As Frank said in comments, using column numbers is highly discouraged because of the potential for bugs as your data changes over the months and years into the future as the documentation explains. Use column names instead, within DT[...].
But if you really must, and sometimes it's valid, then how about :
..theCol = DT[[theNumber]]
DT[ grep(,..theCol) & ..theCol | ..theCol etc , ... ]
The .. prefix in your variable name kind of means "one up" like a directory path. But any variable name that for sure isn't a column name would do. This way you can use it several times inside DT[...] without having to repeat both the table name DT and the column number just to access the column by number several times. (We try to avoid symbol name repetition as much as possible to reduce the potential for bugs due to typos.)

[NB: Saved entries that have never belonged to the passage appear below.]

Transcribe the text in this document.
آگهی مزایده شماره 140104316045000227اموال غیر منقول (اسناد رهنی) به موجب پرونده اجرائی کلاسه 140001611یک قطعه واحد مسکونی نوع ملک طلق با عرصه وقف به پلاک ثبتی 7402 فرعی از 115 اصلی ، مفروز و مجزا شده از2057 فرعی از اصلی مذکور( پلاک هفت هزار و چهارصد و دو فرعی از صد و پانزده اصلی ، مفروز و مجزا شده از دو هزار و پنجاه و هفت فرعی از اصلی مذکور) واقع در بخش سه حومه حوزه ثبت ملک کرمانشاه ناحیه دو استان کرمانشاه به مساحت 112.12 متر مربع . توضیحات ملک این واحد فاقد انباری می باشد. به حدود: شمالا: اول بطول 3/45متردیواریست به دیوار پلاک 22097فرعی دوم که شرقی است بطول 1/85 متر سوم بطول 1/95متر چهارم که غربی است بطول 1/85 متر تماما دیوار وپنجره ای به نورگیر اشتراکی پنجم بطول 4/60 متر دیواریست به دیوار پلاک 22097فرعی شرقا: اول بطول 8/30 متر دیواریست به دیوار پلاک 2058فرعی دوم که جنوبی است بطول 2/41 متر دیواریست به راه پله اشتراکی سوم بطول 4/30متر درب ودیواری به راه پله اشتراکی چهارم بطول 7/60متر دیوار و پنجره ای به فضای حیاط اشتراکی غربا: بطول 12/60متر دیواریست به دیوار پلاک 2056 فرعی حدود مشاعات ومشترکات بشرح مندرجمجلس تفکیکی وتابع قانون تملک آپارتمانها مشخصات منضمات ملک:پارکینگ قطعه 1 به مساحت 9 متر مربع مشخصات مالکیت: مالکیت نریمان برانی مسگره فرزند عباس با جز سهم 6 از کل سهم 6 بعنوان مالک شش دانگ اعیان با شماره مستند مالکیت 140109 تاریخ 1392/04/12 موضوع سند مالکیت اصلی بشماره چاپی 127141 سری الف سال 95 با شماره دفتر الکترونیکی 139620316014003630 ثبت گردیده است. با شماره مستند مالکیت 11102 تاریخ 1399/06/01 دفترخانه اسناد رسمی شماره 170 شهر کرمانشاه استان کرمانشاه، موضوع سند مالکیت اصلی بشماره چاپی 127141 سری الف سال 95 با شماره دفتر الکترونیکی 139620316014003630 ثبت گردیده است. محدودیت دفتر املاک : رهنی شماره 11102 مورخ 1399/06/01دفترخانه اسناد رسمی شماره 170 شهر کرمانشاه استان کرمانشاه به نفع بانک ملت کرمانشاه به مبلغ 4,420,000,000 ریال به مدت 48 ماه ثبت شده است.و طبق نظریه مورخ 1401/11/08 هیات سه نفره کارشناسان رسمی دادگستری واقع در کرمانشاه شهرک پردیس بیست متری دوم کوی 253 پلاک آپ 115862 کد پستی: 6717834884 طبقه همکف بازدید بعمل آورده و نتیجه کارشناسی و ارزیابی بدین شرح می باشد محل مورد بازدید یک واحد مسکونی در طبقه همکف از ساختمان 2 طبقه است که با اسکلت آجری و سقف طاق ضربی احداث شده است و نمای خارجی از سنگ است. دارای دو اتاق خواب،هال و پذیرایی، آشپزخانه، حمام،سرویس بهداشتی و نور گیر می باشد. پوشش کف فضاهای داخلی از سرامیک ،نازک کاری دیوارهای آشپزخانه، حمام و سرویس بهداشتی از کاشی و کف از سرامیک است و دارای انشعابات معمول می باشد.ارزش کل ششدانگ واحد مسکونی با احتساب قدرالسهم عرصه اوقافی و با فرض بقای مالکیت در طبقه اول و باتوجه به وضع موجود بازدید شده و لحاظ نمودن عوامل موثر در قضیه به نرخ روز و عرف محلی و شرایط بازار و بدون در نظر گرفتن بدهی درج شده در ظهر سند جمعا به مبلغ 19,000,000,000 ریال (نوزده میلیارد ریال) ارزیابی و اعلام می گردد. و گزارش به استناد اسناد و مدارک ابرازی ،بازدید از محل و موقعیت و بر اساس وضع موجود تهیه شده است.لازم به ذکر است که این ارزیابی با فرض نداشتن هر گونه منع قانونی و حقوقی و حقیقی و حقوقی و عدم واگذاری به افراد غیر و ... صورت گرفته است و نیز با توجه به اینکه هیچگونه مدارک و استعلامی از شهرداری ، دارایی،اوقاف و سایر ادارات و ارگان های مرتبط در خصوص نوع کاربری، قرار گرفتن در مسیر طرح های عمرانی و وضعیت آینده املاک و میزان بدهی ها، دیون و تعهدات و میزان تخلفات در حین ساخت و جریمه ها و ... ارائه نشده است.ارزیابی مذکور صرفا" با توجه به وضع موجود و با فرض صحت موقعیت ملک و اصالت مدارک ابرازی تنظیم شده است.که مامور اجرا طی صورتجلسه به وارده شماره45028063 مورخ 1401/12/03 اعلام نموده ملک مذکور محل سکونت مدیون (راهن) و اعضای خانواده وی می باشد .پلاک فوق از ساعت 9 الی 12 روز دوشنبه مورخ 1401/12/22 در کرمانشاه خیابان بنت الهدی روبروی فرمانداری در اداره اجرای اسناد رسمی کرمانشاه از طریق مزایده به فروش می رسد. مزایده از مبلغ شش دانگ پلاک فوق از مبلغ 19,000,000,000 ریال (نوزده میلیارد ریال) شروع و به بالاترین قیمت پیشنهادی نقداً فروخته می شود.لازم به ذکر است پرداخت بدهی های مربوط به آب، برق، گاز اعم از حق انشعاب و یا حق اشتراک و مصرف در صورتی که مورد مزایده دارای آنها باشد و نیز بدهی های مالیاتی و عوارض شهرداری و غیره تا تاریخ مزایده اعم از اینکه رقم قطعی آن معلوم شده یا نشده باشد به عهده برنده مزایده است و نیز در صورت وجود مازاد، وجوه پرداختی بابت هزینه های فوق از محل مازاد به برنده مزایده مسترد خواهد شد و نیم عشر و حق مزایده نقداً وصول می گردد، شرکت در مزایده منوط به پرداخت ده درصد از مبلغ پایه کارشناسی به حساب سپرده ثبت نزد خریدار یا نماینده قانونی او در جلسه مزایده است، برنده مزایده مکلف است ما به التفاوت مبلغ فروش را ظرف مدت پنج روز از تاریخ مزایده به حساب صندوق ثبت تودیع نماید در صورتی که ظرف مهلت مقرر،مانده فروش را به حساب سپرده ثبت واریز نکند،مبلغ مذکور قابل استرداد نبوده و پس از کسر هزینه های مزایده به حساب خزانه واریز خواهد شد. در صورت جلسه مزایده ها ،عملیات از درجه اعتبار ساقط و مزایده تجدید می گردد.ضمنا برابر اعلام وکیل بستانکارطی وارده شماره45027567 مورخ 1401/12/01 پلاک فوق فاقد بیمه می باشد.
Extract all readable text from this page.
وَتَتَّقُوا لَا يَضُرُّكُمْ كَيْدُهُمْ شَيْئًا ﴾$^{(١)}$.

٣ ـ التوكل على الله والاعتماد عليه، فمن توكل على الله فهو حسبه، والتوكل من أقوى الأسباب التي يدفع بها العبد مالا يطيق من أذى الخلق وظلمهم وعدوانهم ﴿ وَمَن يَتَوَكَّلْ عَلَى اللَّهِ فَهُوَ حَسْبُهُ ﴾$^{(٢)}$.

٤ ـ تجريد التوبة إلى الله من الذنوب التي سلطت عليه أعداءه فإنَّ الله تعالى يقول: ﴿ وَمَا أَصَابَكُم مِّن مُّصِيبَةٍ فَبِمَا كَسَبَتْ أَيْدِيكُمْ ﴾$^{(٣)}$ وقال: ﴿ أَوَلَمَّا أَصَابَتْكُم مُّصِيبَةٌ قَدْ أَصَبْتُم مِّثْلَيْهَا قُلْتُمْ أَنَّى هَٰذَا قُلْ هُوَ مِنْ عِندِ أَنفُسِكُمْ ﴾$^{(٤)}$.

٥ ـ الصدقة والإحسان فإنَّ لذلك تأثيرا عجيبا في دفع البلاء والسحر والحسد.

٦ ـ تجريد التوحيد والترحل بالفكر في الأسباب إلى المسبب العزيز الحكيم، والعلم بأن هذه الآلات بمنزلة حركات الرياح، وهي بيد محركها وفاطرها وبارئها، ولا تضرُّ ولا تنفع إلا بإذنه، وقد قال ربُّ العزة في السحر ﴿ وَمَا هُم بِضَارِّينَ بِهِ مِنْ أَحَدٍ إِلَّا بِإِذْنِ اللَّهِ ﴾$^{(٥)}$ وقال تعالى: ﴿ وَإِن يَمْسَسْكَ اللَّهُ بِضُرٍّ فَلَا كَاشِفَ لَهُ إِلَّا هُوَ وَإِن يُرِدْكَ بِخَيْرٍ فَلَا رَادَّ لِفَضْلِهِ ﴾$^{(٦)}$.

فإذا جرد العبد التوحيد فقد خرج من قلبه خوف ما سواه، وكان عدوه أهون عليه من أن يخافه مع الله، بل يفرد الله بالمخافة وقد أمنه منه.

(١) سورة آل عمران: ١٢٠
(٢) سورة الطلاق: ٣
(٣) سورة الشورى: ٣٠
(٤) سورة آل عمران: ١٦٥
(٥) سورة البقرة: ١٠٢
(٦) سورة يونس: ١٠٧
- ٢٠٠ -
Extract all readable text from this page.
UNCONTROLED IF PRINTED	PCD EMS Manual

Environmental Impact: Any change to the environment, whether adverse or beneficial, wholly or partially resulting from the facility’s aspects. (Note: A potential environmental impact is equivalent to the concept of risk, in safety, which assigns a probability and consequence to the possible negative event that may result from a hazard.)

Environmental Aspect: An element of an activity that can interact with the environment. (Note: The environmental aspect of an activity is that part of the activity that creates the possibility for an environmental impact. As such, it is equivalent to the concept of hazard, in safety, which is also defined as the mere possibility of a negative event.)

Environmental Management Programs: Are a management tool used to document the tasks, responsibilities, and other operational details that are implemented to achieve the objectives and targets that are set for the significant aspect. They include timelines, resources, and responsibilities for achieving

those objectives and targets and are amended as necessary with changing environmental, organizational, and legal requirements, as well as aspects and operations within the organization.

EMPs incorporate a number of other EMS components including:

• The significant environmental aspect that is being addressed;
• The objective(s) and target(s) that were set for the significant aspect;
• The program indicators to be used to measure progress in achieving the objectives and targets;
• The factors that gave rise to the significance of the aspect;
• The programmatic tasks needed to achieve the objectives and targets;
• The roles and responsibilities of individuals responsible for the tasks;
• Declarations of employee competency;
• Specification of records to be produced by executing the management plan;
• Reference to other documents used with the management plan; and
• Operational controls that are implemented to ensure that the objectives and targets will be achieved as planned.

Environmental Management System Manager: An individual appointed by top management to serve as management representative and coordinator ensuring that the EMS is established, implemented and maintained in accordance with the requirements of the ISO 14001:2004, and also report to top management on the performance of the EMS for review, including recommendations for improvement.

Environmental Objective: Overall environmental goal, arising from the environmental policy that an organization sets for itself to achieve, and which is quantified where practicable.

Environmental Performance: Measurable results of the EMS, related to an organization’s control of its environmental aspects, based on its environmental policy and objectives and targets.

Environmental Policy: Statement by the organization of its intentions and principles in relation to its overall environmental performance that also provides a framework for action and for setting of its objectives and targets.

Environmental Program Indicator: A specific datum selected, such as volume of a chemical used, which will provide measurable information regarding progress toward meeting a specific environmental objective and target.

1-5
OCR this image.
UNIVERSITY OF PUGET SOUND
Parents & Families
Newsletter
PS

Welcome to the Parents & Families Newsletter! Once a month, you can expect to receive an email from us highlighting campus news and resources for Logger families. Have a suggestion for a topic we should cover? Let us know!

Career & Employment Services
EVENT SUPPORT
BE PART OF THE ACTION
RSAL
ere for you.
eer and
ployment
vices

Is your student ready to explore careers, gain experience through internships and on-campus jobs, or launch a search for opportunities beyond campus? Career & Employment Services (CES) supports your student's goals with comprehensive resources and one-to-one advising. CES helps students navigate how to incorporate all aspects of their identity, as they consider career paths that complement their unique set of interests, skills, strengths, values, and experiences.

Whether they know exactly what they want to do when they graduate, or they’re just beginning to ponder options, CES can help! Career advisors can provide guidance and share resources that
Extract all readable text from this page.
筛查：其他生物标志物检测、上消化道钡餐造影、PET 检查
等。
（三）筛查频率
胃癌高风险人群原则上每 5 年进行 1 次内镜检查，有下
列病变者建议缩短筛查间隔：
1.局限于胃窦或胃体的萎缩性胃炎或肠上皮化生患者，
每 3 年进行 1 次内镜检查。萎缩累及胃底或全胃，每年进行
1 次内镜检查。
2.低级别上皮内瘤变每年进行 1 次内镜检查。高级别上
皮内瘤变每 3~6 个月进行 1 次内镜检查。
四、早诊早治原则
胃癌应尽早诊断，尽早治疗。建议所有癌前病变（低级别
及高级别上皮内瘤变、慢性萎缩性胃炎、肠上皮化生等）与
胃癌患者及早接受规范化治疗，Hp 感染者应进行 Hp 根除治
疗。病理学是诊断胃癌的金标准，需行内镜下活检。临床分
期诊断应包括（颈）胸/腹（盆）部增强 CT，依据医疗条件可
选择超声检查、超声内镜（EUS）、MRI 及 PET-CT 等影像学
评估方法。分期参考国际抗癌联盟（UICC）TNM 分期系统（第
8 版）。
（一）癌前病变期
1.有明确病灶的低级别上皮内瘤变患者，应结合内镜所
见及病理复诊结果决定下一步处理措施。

One data.table way of indexing a column by number would be to convert to a column name , convert to an R symbol, and evaluate:
mydata[ , eval( as.symbol( names(mydata)[1] ) )]
[1] "ID123" "ID22" "AAA"
> grep("^ID", mydata[,eval(as.symbol(names(mydata)[1]))])
[1] 1 2
But this is not really an approved path to success because of the DT FAQ #1 as well as the fact that row numbers are not considered as valid targets. The philosophy (as I understand it) is that row numbers are accidental and you should be storing your records with unique identifiers.